The companies are offering businesses a $99-a-month service that empowers businesses to display a marketing message, such as a special offer, along with the contact information that appears about them in local search results and map listings.
The message tag would appear with the company’s listing across more than a dozen local websites. Launch partners for this “Tag Alliance” will include MapQuest, Citysearch, Yellowbook, Local.com, SuperPages, White Pages, MerchantCircle, IAC/InterActive Corp.’s CityGrid, Yelp Inc.’s review website and Topix, with more to come.
The allied websites are looking to initiate a program that targets local ads from businesses, similar to Google Tags, a free business listing with Google Places that enables users to find local businesses more easily. The move stalls Mountain View-based Google’s recently announced $25-per-month service that allows companies to add photos and other features to search results.
The Yext dashboard for this tags service will look something like this:
Yext has accumulated an “audience” in the 30,000 small businesses that have signed up for its free reputation monitoring tool. Besides, the novelty of Yext’s program is that tags to business listings will appear across several local websites, as opposed to just one in Google’s case, according to the Wall Street Journal.
Google has bolstered its push into the local market by hiring several hundred sales representatives to pitch its ads to local businesses. Hence, its smaller rivals say they have to team up if they want to keep Google from running away with the local-ad market, which could be poised to take off.
The method of reprisal is not nearly so destructive as you might think, however. This move is lifted right from the Google playbook, and allows users to do the same thing across these “alliance” sites as they could on Google’s Hotpot and Maps.
Google recently rolled out its tag program and ventured with little success to buy Groupon, one of the leading local ad sites. The leading search engine continues to strengthen that portion of its sales, and has hired a slew of sales representatives charged with doing just that.
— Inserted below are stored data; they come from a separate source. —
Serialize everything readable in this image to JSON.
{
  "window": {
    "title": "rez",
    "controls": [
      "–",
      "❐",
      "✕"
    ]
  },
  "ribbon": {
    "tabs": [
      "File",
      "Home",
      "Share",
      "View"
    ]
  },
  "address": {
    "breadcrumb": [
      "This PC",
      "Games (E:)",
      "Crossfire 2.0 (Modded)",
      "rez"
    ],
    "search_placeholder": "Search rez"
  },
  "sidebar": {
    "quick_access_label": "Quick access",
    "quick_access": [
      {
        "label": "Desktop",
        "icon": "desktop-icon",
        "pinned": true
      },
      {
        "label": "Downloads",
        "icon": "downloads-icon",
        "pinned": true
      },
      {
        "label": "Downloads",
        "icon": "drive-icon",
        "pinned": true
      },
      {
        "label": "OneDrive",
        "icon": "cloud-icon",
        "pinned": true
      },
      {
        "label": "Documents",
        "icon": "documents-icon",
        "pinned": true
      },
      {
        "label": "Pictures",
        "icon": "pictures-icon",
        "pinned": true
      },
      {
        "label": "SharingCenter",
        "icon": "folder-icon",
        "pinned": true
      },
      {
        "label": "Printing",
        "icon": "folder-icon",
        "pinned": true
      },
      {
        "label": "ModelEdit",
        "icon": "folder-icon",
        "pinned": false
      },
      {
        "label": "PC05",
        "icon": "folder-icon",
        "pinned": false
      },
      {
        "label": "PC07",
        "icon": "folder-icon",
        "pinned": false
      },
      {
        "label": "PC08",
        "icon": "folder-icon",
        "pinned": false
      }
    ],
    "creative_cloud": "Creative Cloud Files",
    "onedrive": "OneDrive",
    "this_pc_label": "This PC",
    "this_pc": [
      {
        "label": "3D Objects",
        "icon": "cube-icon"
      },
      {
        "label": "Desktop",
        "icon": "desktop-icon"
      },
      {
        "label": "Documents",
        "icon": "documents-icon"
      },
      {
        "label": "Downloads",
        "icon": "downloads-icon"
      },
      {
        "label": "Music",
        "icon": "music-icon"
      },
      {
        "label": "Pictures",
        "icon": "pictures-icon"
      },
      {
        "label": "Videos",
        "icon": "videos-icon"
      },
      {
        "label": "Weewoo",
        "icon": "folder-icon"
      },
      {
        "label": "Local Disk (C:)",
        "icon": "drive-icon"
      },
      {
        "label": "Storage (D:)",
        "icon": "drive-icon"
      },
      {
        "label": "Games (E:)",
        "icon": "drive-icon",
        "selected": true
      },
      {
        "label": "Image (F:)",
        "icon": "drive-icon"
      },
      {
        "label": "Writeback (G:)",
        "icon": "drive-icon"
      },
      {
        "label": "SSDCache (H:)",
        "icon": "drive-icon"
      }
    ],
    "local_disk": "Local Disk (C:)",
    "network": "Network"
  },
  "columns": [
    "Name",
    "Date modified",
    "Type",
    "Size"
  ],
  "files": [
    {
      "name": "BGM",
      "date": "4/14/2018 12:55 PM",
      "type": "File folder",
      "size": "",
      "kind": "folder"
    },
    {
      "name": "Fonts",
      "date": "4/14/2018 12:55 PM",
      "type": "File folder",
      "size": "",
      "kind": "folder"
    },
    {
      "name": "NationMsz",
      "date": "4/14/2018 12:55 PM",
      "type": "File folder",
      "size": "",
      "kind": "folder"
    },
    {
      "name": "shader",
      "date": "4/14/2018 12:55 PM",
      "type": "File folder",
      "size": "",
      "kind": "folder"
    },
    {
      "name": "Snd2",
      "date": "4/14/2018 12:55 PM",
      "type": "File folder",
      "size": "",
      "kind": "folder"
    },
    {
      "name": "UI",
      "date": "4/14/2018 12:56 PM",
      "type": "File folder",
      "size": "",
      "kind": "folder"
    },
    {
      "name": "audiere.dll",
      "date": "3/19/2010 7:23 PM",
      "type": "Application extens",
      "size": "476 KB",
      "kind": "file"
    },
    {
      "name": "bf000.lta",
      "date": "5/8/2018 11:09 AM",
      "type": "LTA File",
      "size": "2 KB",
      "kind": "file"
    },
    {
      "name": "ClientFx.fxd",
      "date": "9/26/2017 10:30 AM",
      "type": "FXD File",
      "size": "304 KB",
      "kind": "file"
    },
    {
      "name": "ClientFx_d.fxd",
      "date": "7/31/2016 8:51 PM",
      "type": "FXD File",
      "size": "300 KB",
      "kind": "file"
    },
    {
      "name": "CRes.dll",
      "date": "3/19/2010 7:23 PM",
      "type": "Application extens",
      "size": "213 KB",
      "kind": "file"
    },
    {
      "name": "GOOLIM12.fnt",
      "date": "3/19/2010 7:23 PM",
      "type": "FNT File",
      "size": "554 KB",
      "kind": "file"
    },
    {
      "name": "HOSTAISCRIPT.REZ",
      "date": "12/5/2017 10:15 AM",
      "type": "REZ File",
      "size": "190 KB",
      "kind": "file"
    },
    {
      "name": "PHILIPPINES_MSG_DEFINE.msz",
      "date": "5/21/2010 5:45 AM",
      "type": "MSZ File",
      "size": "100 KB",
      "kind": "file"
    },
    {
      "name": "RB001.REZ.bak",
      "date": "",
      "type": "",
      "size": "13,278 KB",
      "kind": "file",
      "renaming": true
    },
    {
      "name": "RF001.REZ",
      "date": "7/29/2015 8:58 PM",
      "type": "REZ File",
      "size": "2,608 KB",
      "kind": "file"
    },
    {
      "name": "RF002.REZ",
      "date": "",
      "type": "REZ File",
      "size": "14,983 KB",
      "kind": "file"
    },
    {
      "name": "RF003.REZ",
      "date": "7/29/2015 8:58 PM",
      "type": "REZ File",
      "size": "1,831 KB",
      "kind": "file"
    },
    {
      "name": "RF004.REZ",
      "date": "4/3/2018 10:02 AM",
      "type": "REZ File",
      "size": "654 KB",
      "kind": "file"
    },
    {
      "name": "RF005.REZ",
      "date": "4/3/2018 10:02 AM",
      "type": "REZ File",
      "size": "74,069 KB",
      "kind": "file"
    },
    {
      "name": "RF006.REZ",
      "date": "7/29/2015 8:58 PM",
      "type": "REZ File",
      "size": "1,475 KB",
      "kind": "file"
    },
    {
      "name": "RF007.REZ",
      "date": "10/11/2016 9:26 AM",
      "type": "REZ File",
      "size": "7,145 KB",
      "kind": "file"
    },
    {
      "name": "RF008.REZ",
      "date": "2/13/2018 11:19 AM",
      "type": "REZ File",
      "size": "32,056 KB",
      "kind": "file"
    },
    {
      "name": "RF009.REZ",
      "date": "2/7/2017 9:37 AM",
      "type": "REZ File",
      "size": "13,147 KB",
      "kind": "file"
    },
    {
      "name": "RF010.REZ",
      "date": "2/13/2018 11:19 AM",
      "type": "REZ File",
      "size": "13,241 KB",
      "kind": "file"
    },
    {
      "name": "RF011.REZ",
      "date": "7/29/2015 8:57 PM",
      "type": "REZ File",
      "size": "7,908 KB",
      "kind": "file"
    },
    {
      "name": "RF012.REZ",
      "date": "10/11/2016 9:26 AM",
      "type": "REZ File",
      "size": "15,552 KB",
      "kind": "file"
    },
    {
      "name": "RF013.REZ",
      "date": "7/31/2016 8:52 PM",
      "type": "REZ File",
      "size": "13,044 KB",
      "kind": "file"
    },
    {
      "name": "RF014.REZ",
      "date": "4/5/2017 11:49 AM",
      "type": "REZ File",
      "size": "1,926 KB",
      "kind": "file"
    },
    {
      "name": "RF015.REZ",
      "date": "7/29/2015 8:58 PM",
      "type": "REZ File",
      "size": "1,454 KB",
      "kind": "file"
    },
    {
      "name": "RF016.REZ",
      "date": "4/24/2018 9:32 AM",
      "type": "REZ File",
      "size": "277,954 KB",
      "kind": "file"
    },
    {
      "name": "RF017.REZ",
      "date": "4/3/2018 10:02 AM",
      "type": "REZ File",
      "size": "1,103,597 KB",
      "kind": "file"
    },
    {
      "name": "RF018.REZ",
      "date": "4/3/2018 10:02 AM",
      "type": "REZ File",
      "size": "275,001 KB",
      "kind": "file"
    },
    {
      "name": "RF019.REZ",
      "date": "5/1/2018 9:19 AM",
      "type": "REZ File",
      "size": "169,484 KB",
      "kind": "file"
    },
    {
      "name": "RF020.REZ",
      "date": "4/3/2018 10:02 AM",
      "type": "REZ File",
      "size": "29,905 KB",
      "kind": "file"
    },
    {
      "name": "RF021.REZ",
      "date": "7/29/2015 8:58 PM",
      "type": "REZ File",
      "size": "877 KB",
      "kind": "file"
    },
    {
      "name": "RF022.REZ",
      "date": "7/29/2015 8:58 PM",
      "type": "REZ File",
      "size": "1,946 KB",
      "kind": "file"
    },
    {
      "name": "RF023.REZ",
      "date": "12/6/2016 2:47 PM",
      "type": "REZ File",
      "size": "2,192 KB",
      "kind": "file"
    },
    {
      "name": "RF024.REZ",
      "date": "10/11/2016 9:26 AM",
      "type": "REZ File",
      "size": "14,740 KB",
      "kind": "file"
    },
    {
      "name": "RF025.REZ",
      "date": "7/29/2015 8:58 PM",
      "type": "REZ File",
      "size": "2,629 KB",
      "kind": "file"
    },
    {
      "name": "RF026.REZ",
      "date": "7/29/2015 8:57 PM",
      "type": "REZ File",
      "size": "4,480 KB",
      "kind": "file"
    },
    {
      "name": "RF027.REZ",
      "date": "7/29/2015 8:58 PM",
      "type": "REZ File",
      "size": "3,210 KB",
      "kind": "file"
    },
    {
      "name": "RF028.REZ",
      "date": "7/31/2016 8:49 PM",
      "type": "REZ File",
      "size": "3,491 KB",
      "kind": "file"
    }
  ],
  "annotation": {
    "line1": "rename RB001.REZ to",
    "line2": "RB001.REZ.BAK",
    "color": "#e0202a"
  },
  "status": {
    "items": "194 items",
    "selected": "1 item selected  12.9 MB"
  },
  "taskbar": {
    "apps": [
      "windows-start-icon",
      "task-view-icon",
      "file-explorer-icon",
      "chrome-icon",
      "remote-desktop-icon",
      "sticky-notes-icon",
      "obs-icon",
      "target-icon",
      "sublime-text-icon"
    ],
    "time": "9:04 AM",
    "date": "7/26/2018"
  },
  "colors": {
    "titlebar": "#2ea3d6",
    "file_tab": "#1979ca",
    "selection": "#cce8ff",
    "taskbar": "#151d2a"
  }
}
Other smaller sites that competes with Google are looking to grab a piece of the market before Google, in typical Google-fashion, takes off in the market.
After-all, companies may have a right to be attentive, of course. However, how successful this will really be in deterring the growth of Hotpot is very much in question.
According to the Journal, citing research from Borrell Associates, local businesses are expected to spend about $13.6 billion on online ads this year. The number could be as high as $16 billion next year. The local online-ad market grew 2.3% from 2009 to 2010.